Wow, I nearly had to scratch just now. I missed a step in the dark corridor in the hotel while wearing flipflops, damn near broke my ankle. But all is forgiven because of the rather theatrical hotel receptionist, who just tore open three sterile gauze packages from her first aid suitcase in search of a bandage (to replace the dirty one on my broken nail), to discover that there was none in there. ‘No wait, no wait! I have! The last one! Here you go madam, now go in the bar and have a drink’. ‘Ok, yes ma’am’.
It’s 830pm right now and I’m already showered and checked into a hotel with a tea at the bar. Not really how I planned it, I was hoping to do another 50 or 60km after finishing the Passo Giau. Unfortunately the weather had other plans, right when I left the pizza place where I refueled, it started raining with thunder. I passed a hotel not long after and decided to wait 30 minutes. If it would clear up, I would continue for another hour or hour and a half, but it didn’t stop and it quickly got darker. At all cost did I want to avoid a situation like a couple of days ago, riding through dark and rain, so I did the only sensible thing and checked in at the hotel.
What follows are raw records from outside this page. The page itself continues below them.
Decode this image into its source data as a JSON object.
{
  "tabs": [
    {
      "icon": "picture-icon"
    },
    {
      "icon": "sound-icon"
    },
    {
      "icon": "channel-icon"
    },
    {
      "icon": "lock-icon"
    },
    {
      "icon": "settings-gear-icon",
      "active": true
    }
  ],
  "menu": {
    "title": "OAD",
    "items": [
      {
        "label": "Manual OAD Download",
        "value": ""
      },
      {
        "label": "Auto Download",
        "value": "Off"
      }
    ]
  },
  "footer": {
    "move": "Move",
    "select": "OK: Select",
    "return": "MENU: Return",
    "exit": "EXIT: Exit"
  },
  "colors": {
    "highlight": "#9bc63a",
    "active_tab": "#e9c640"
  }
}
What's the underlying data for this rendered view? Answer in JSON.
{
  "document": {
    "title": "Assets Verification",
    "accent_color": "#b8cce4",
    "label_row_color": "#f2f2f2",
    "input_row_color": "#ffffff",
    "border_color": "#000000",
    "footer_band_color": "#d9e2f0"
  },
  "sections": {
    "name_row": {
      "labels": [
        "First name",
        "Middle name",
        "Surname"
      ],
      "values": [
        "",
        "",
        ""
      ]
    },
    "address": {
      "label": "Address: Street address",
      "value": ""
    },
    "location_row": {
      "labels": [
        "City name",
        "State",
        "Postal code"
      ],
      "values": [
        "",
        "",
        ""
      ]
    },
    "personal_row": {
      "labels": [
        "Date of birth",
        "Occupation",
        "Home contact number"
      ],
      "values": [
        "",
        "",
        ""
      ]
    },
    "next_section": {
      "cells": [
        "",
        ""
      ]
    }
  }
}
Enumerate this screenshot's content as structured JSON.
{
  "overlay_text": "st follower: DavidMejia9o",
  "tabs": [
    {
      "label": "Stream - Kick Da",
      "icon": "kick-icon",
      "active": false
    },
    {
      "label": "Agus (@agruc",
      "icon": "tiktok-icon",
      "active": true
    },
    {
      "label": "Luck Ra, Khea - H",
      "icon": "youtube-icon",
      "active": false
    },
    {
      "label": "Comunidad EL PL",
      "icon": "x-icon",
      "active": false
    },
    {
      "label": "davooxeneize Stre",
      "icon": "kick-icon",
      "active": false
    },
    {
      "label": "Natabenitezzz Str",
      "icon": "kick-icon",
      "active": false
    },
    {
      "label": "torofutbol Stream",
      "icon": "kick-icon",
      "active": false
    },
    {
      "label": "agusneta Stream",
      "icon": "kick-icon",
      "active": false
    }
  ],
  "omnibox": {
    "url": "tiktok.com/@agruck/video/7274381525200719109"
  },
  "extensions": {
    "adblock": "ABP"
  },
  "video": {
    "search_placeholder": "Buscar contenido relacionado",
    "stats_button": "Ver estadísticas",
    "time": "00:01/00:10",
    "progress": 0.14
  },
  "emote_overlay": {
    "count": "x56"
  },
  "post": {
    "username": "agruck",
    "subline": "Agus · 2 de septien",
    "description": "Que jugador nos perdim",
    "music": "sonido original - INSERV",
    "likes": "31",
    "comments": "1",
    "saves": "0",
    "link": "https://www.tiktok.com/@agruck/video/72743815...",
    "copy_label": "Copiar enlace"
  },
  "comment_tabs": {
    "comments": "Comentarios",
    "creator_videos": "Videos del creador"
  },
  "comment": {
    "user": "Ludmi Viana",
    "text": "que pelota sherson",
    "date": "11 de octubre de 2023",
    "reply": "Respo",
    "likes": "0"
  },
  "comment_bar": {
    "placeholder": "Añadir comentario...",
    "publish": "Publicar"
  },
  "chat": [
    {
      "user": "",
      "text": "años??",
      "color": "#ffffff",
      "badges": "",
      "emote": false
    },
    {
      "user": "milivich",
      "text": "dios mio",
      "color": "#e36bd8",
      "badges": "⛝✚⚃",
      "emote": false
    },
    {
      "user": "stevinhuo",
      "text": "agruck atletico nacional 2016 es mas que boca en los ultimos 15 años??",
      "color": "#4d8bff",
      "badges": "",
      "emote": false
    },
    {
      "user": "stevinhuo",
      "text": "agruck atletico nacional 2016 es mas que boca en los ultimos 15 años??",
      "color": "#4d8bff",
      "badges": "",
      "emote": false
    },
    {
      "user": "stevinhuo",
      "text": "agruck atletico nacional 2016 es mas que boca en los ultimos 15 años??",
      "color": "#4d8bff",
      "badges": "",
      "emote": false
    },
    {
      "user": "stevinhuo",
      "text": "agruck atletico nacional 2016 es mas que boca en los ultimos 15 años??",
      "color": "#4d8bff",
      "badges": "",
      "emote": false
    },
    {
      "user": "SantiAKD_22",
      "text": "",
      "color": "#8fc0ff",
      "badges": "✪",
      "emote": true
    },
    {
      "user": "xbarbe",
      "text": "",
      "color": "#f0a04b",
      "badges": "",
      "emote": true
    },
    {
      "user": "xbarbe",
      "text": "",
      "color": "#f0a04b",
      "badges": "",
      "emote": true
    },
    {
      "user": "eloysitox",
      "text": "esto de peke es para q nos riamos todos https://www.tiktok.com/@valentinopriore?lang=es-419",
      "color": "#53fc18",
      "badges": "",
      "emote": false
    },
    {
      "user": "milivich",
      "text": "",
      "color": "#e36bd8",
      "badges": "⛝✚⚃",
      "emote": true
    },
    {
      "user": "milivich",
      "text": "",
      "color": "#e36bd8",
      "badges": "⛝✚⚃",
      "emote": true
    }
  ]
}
The clouds had been looming over me all day. At midday there were some episodes where the sun was fully shining and it was properly hot, but it was cloudy all day and some minor raindrops fell down every now and then. Since I had two more passes waiting for me, I didn’t mind the clouds too much. It made San Pellegrino quite doable, I actually rode about half of it I think, so that’s quite the improvement.
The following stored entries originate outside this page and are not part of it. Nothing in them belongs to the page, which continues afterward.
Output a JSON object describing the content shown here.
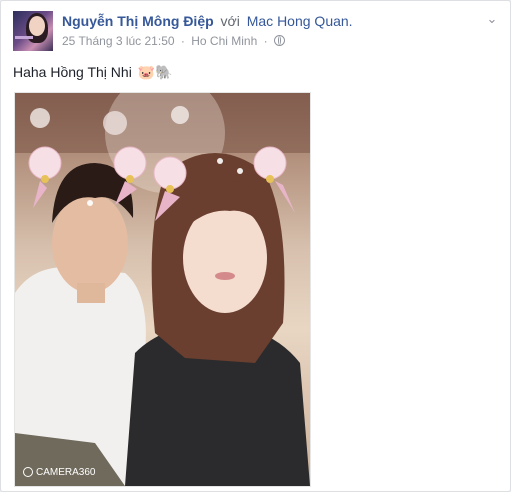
{
  "post": {
    "author": "Nguyễn Thị Mông Điệp",
    "with_word": "với",
    "tagged": "Mac Hong Quan.",
    "timestamp": "25 Tháng 3 lúc 21:50",
    "location": "Ho Chi Minh",
    "separator": "·",
    "privacy_icon": "globe-icon",
    "text": "Haha Hồng Thị Nhi",
    "emojis": "🐷🐘",
    "menu_icon": "chevron-down-icon"
  },
  "photo": {
    "watermark": "CAMERA360",
    "watermark_icon": "camera360-icon"
  },
  "colors": {
    "link": "#365899",
    "meta": "#90949c",
    "text": "#1d2129",
    "border": "#dddfe2"
  }
}
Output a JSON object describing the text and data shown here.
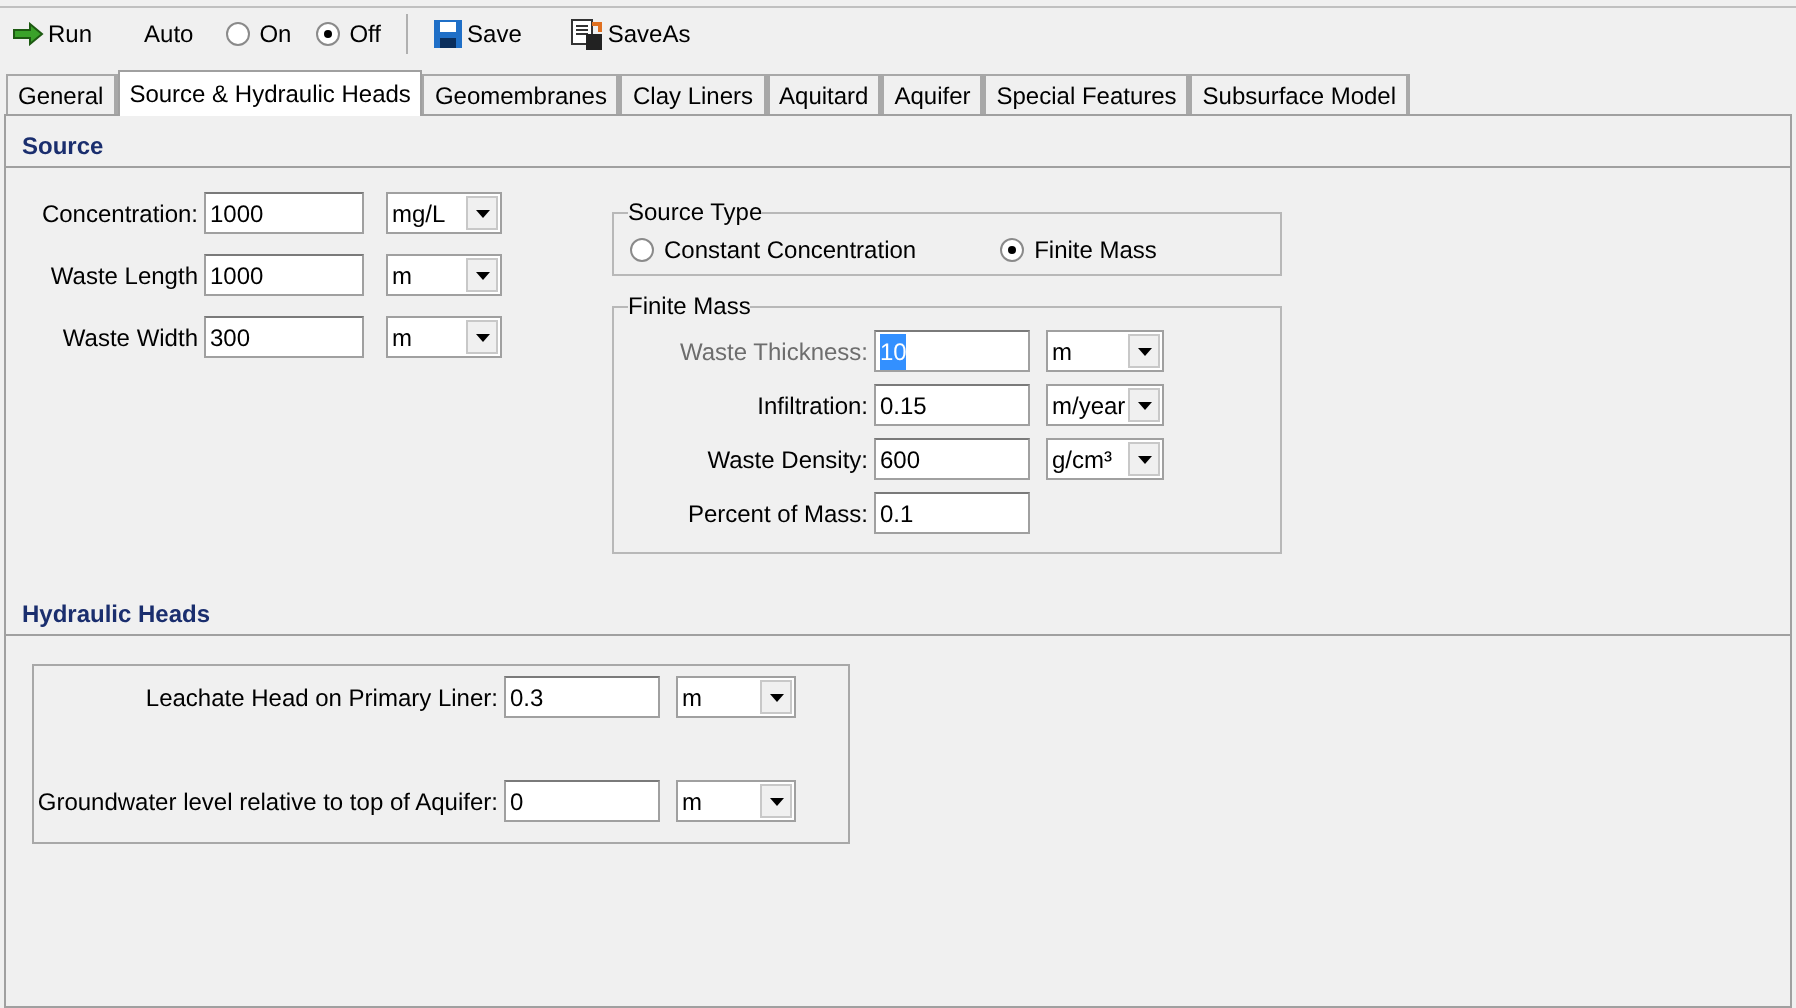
{
  "toolbar": {
    "run": "Run",
    "auto_label": "Auto",
    "auto_options": [
      {
        "label": "On",
        "selected": false
      },
      {
        "label": "Off",
        "selected": true
      }
    ],
    "save": "Save",
    "save_as": "SaveAs"
  },
  "tabs": [
    {
      "label": "General",
      "selected": false
    },
    {
      "label": "Source & Hydraulic Heads",
      "selected": true
    },
    {
      "label": "Geomembranes",
      "selected": false
    },
    {
      "label": "Clay Liners",
      "selected": false
    },
    {
      "label": "Aquitard",
      "selected": false
    },
    {
      "label": "Aquifer",
      "selected": false
    },
    {
      "label": "Special Features",
      "selected": false
    },
    {
      "label": "Subsurface Model",
      "selected": false
    }
  ],
  "source": {
    "title": "Source",
    "fields": [
      {
        "label": "Concentration:",
        "value": "1000",
        "unit": "mg/L"
      },
      {
        "label": "Waste Length",
        "value": "1000",
        "unit": "m"
      },
      {
        "label": "Waste Width",
        "value": "300",
        "unit": "m"
      }
    ],
    "source_type": {
      "title": "Source Type",
      "options": [
        {
          "label": "Constant Concentration",
          "selected": false
        },
        {
          "label": "Finite Mass",
          "selected": true
        }
      ]
    },
    "finite_mass": {
      "title": "Finite Mass",
      "fields": [
        {
          "label": "Waste Thickness:",
          "value": "10",
          "unit": "m",
          "dimmed": true,
          "text_selected": true
        },
        {
          "label": "Infiltration:",
          "value": "0.15",
          "unit": "m/year",
          "dimmed": false,
          "text_selected": false
        },
        {
          "label": "Waste Density:",
          "value": "600",
          "unit": "g/cm³",
          "dimmed": false,
          "text_selected": false
        },
        {
          "label": "Percent of Mass:",
          "value": "0.1",
          "dimmed": false,
          "text_selected": false
        }
      ]
    }
  },
  "hydraulic_heads": {
    "title": "Hydraulic Heads",
    "fields": [
      {
        "label": "Leachate Head on Primary Liner:",
        "value": "0.3",
        "unit": "m"
      },
      {
        "label": "Groundwater level relative to top of Aquifer:",
        "value": "0",
        "unit": "m"
      }
    ]
  }
}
I arrived at CP3 around noon and quickly had something to eat. The jury was still out at that point whether it would be another blistering hot afternoon or if it would rain, but in any case I wanted this end boss to be behind me, so I got going.
After the first steep kilometer there’s an announcement that the pass will have 29 turns. I always like that, it gives you something to count down (or they actually counted up) and focus on. There were a lot of cyclists out and about and whenever one would pass me while I was walking, they’d ask me if I was OK. ‘Si si, tutti bene’. Everyone was extremely friendly. Luckily the second half was better, and I could still ride decent amounts.
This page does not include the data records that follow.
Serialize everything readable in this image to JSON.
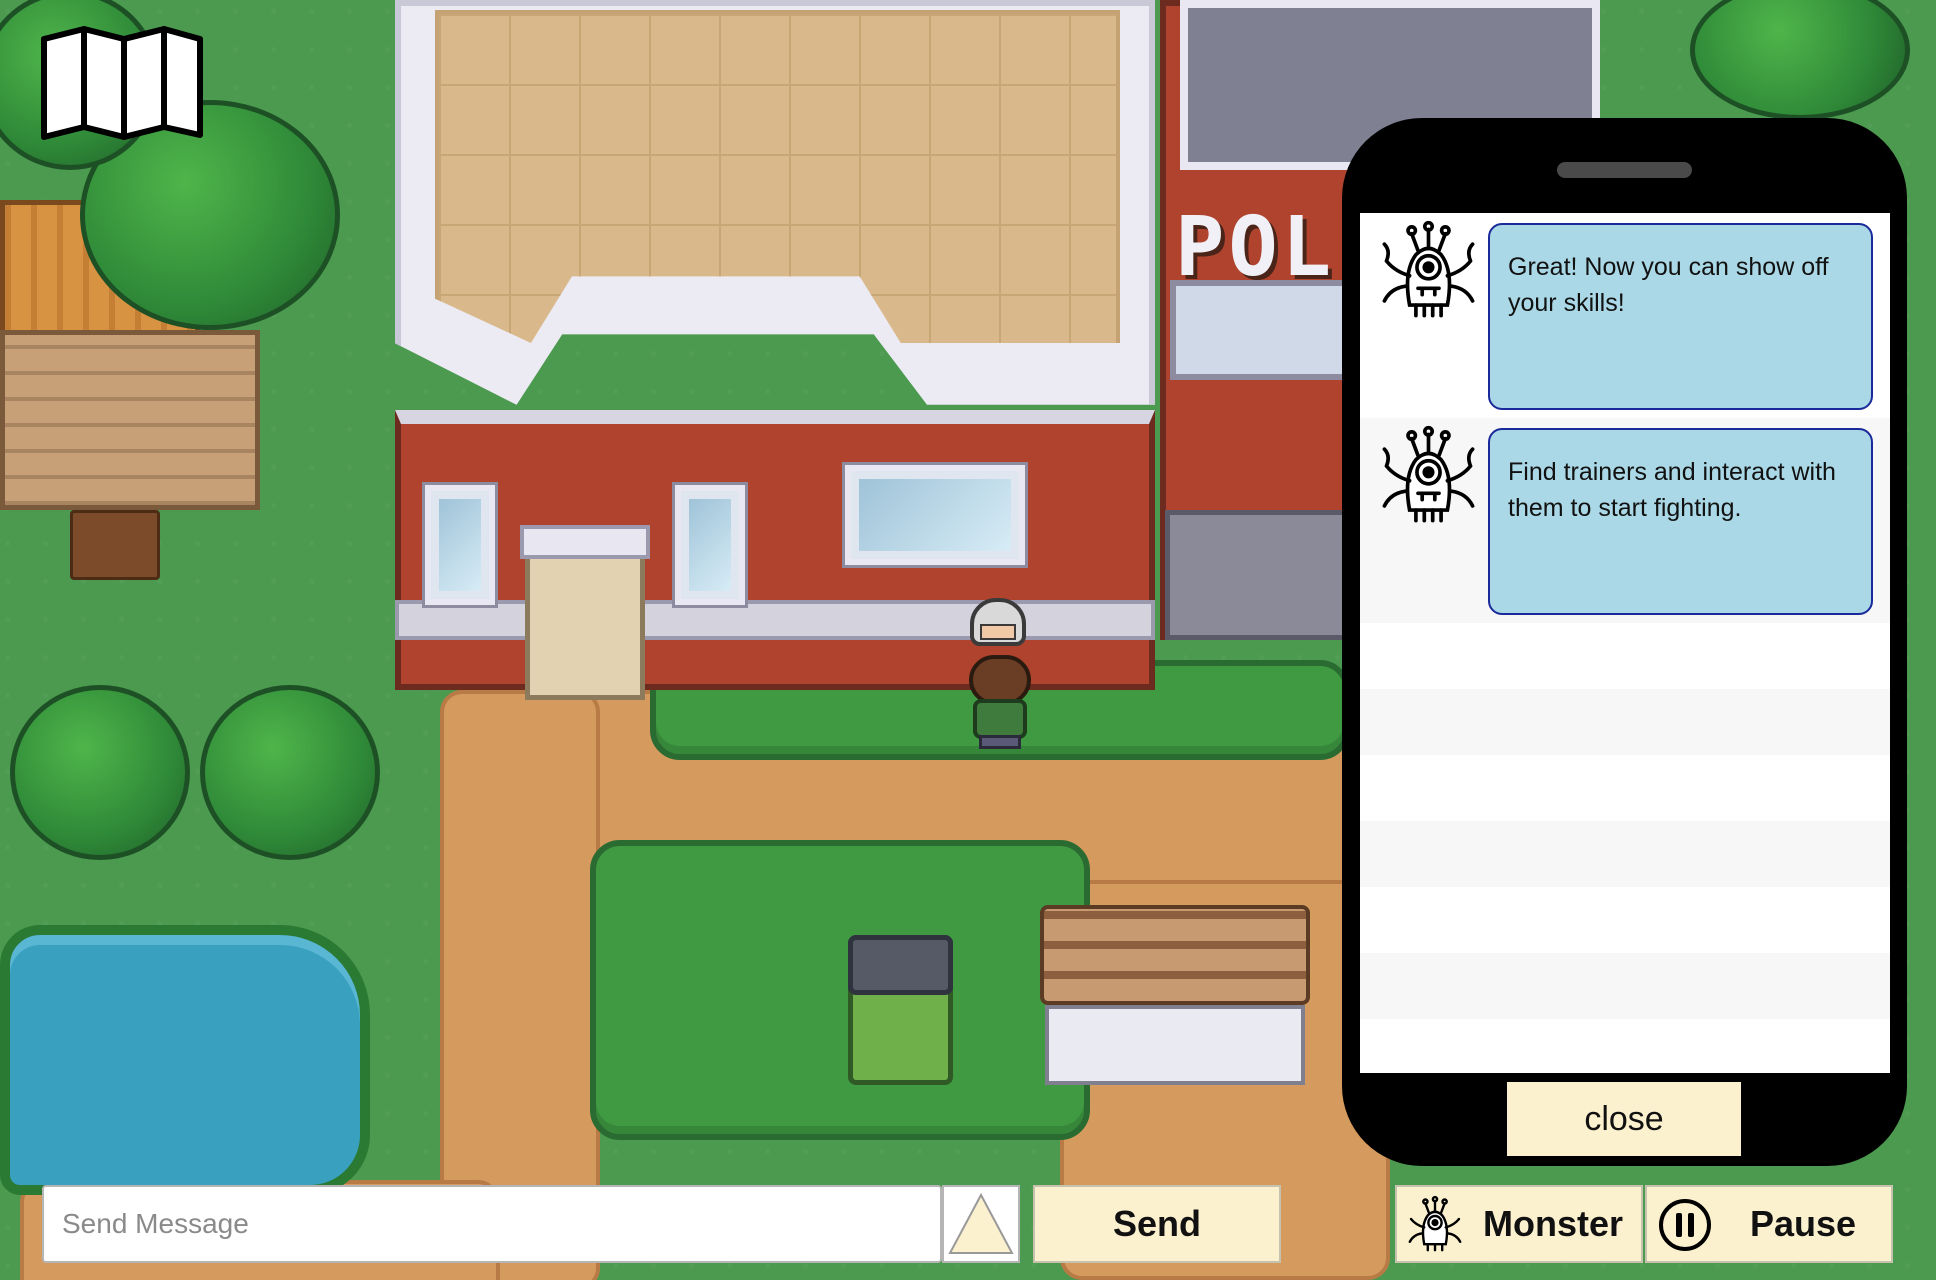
{
  "hud": {
    "map_icon": "folded-map-icon"
  },
  "phone": {
    "messages": [
      {
        "avatar_icon": "one-eyed-monster-icon",
        "text": "Great! Now you can show off your skills!"
      },
      {
        "avatar_icon": "one-eyed-monster-icon",
        "text": "Find trainers and interact with them to start fighting."
      }
    ],
    "close_label": "close"
  },
  "chat": {
    "placeholder": "Send Message",
    "value": "",
    "emoji_icon": "triangle-up-icon",
    "send_label": "Send"
  },
  "buttons": {
    "monster_label": "Monster",
    "monster_icon": "one-eyed-monster-icon",
    "pause_label": "Pause",
    "pause_icon": "pause-circle-icon"
  },
  "scene": {
    "police_sign": "POL"
  },
  "colors": {
    "cream_button": "#fcf1cf",
    "bubble": "#aad8e6",
    "bubble_border": "#1a2a9a",
    "grass": "#4b9a4f",
    "dirt": "#d49a5e"
  }
}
But sure enough, by turn 20 it started to rain. It was nothing like on the Grimsel, because it still wasn’t cold en there was no wind either. But it was surely highly inconvenient, especially because it meant I had to descend a wet road. Thankfully I had finally gotten around to changing my rear brakes this morning, because they really took a beating on the wet roads in Switzerland and they were almost completely exhausted.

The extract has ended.